A gene at 333 degrees on the Bacillus subtilis chromosome encodes the newly identified sigma B-dependent general stress protein GspA.

In Bacillus subtilis, general stress proteins (Gsps) are induced in response to different stresses (heat, salt, or ethanol) or after nutrient starvation. The majority of the genes for the Gsps are organized in a very large stationary-phase or stress regulon which is controlled by alternative sigma factor sigma B. The most striking spots on Coomassie-stained two-dimensional gels belong to GsiB and GspA, which are synthesized at extremely high levels in response to different stresses. Therefore, we determined the N-terminal protein sequence of GspA, which exhibited total identity to a hypothetical 33.5-kDa protein of B. subtilis encoded by open reading frame 2 (ipa-12d) in the sacY-tyrS1 intergenic region. The GspA-encoding gene gspA and the upstream and downstream regions were cloned with the aid of the PCR technique. By primer extension experiments, one sigma B-dependent promoter immediately upstream of the coding region was identified.
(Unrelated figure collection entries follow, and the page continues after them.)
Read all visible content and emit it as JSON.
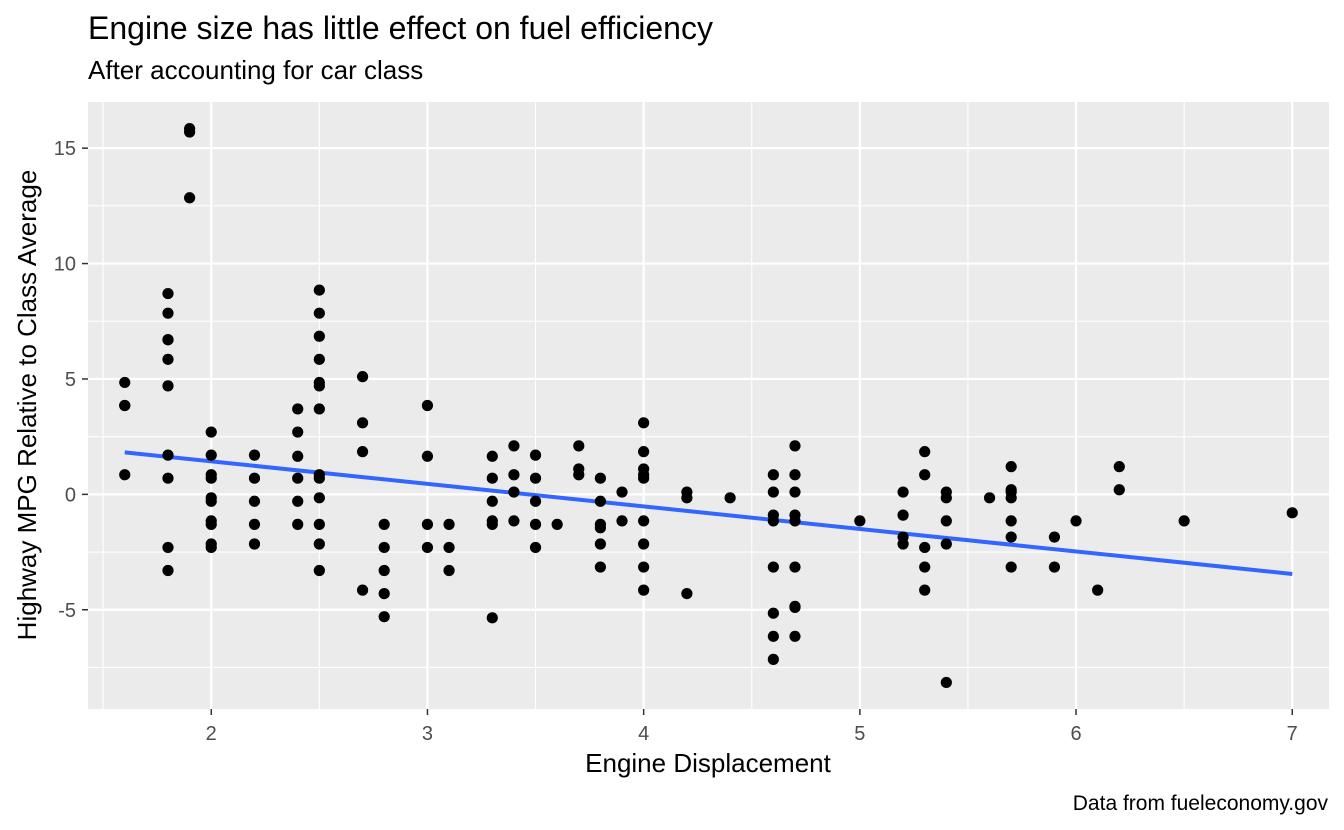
{
  "chart_data": {
    "type": "scatter",
    "title": "Engine size has little effect on fuel efficiency",
    "subtitle": "After accounting for car class",
    "xlabel": "Engine Displacement",
    "ylabel": "Highway MPG Relative to Class Average",
    "caption": "Data from fueleconomy.gov",
    "xlim": [
      1.43,
      7.17
    ],
    "ylim": [
      -9.3,
      17.0
    ],
    "x_ticks": [
      2,
      3,
      4,
      5,
      6,
      7
    ],
    "y_ticks": [
      -5,
      0,
      5,
      10,
      15
    ],
    "x_tick_labels": [
      "2",
      "3",
      "4",
      "5",
      "6",
      "7"
    ],
    "y_tick_labels": [
      "-5",
      "0",
      "5",
      "10",
      "15"
    ],
    "grid": true,
    "colors": {
      "panel": "#ebebeb",
      "grid": "#ffffff",
      "points": "#000000",
      "trend": "#3366ff"
    },
    "points": [
      [
        1.6,
        4.85
      ],
      [
        1.6,
        3.85
      ],
      [
        1.6,
        3.85
      ],
      [
        1.6,
        0.85
      ],
      [
        1.8,
        8.7
      ],
      [
        1.8,
        7.85
      ],
      [
        1.8,
        6.7
      ],
      [
        1.8,
        6.7
      ],
      [
        1.8,
        5.85
      ],
      [
        1.8,
        4.7
      ],
      [
        1.8,
        1.7
      ],
      [
        1.8,
        0.7
      ],
      [
        1.8,
        -2.3
      ],
      [
        1.8,
        -3.3
      ],
      [
        1.9,
        15.85
      ],
      [
        1.9,
        15.7
      ],
      [
        1.9,
        12.85
      ],
      [
        2.0,
        2.7
      ],
      [
        2.0,
        1.7
      ],
      [
        2.0,
        0.85
      ],
      [
        2.0,
        0.7
      ],
      [
        2.0,
        -0.15
      ],
      [
        2.0,
        -0.3
      ],
      [
        2.0,
        -1.15
      ],
      [
        2.0,
        -1.3
      ],
      [
        2.0,
        -2.15
      ],
      [
        2.0,
        -2.3
      ],
      [
        2.2,
        1.7
      ],
      [
        2.2,
        0.7
      ],
      [
        2.2,
        -0.3
      ],
      [
        2.2,
        -1.3
      ],
      [
        2.2,
        -2.15
      ],
      [
        2.4,
        3.7
      ],
      [
        2.4,
        2.7
      ],
      [
        2.4,
        1.65
      ],
      [
        2.4,
        0.7
      ],
      [
        2.4,
        -0.3
      ],
      [
        2.4,
        -1.3
      ],
      [
        2.5,
        8.85
      ],
      [
        2.5,
        7.85
      ],
      [
        2.5,
        6.85
      ],
      [
        2.5,
        5.85
      ],
      [
        2.5,
        4.85
      ],
      [
        2.5,
        4.7
      ],
      [
        2.5,
        3.7
      ],
      [
        2.5,
        0.85
      ],
      [
        2.5,
        0.7
      ],
      [
        2.5,
        -0.15
      ],
      [
        2.5,
        -1.3
      ],
      [
        2.5,
        -2.15
      ],
      [
        2.5,
        -3.3
      ],
      [
        2.7,
        5.1
      ],
      [
        2.7,
        3.1
      ],
      [
        2.7,
        1.85
      ],
      [
        2.7,
        -4.15
      ],
      [
        2.8,
        -1.3
      ],
      [
        2.8,
        -2.3
      ],
      [
        2.8,
        -3.3
      ],
      [
        2.8,
        -4.3
      ],
      [
        2.8,
        -5.3
      ],
      [
        3.0,
        3.85
      ],
      [
        3.0,
        1.65
      ],
      [
        3.0,
        -1.3
      ],
      [
        3.0,
        -2.3
      ],
      [
        3.1,
        -1.3
      ],
      [
        3.1,
        -2.3
      ],
      [
        3.1,
        -3.3
      ],
      [
        3.3,
        1.65
      ],
      [
        3.3,
        0.7
      ],
      [
        3.3,
        -0.3
      ],
      [
        3.3,
        -1.15
      ],
      [
        3.3,
        -1.3
      ],
      [
        3.3,
        -5.35
      ],
      [
        3.4,
        2.1
      ],
      [
        3.4,
        0.85
      ],
      [
        3.4,
        0.1
      ],
      [
        3.4,
        -1.15
      ],
      [
        3.5,
        1.7
      ],
      [
        3.5,
        0.7
      ],
      [
        3.5,
        -0.3
      ],
      [
        3.5,
        -1.3
      ],
      [
        3.5,
        -2.3
      ],
      [
        3.6,
        -1.3
      ],
      [
        3.7,
        2.1
      ],
      [
        3.7,
        1.1
      ],
      [
        3.7,
        0.85
      ],
      [
        3.8,
        0.7
      ],
      [
        3.8,
        -0.3
      ],
      [
        3.8,
        -1.3
      ],
      [
        3.8,
        -1.45
      ],
      [
        3.8,
        -2.15
      ],
      [
        3.8,
        -3.15
      ],
      [
        3.9,
        0.1
      ],
      [
        3.9,
        -1.15
      ],
      [
        4.0,
        3.1
      ],
      [
        4.0,
        1.85
      ],
      [
        4.0,
        1.1
      ],
      [
        4.0,
        0.85
      ],
      [
        4.0,
        0.7
      ],
      [
        4.0,
        -1.15
      ],
      [
        4.0,
        -2.15
      ],
      [
        4.0,
        -3.15
      ],
      [
        4.0,
        -4.15
      ],
      [
        4.2,
        0.1
      ],
      [
        4.2,
        -0.15
      ],
      [
        4.2,
        -4.3
      ],
      [
        4.4,
        -0.15
      ],
      [
        4.6,
        0.85
      ],
      [
        4.6,
        0.1
      ],
      [
        4.6,
        -0.9
      ],
      [
        4.6,
        -1.15
      ],
      [
        4.6,
        -3.15
      ],
      [
        4.6,
        -5.15
      ],
      [
        4.6,
        -6.15
      ],
      [
        4.6,
        -7.15
      ],
      [
        4.7,
        2.1
      ],
      [
        4.7,
        0.85
      ],
      [
        4.7,
        0.1
      ],
      [
        4.7,
        -0.9
      ],
      [
        4.7,
        -1.15
      ],
      [
        4.7,
        -3.15
      ],
      [
        4.7,
        -4.85
      ],
      [
        4.7,
        -4.9
      ],
      [
        4.7,
        -6.15
      ],
      [
        5.0,
        -1.15
      ],
      [
        5.2,
        0.1
      ],
      [
        5.2,
        -0.9
      ],
      [
        5.2,
        -1.85
      ],
      [
        5.2,
        -2.15
      ],
      [
        5.3,
        1.85
      ],
      [
        5.3,
        0.85
      ],
      [
        5.3,
        -2.3
      ],
      [
        5.3,
        -3.15
      ],
      [
        5.3,
        -4.15
      ],
      [
        5.4,
        0.1
      ],
      [
        5.4,
        -0.15
      ],
      [
        5.4,
        -1.15
      ],
      [
        5.4,
        -2.15
      ],
      [
        5.4,
        -8.15
      ],
      [
        5.6,
        -0.15
      ],
      [
        5.7,
        1.2
      ],
      [
        5.7,
        0.2
      ],
      [
        5.7,
        0.1
      ],
      [
        5.7,
        -0.15
      ],
      [
        5.7,
        -1.15
      ],
      [
        5.7,
        -1.85
      ],
      [
        5.7,
        -3.15
      ],
      [
        5.9,
        -1.85
      ],
      [
        5.9,
        -3.15
      ],
      [
        6.0,
        -1.15
      ],
      [
        6.1,
        -4.15
      ],
      [
        6.2,
        1.2
      ],
      [
        6.2,
        0.2
      ],
      [
        6.5,
        -1.15
      ],
      [
        7.0,
        -0.8
      ]
    ],
    "trend_line": {
      "x": [
        1.6,
        7.0
      ],
      "y": [
        1.82,
        -3.45
      ]
    }
  }
}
A putative factor-independent terminator closely followed the coding region. By Northern (RNA) blot analysis, a 0.95-kb transcript was detected which indicates a monocistronic transcriptional unit. The gspA mRNA was strongly induced by different stimuli like heat or salt stress and starvation for glucose. Analysis of RNA isolated from a sigma B deletion mutant revealed that the transcription of gspA is sigma B dependent. Insertional inactivation of the B. subtilis chromosomal gspA gene confirmed that the gspA gene is not essential for either vegetative growth or growth under the influence of different stresses. In gspA mutant cells, the level of flagellin was increased severalfold over that in wild-type cells.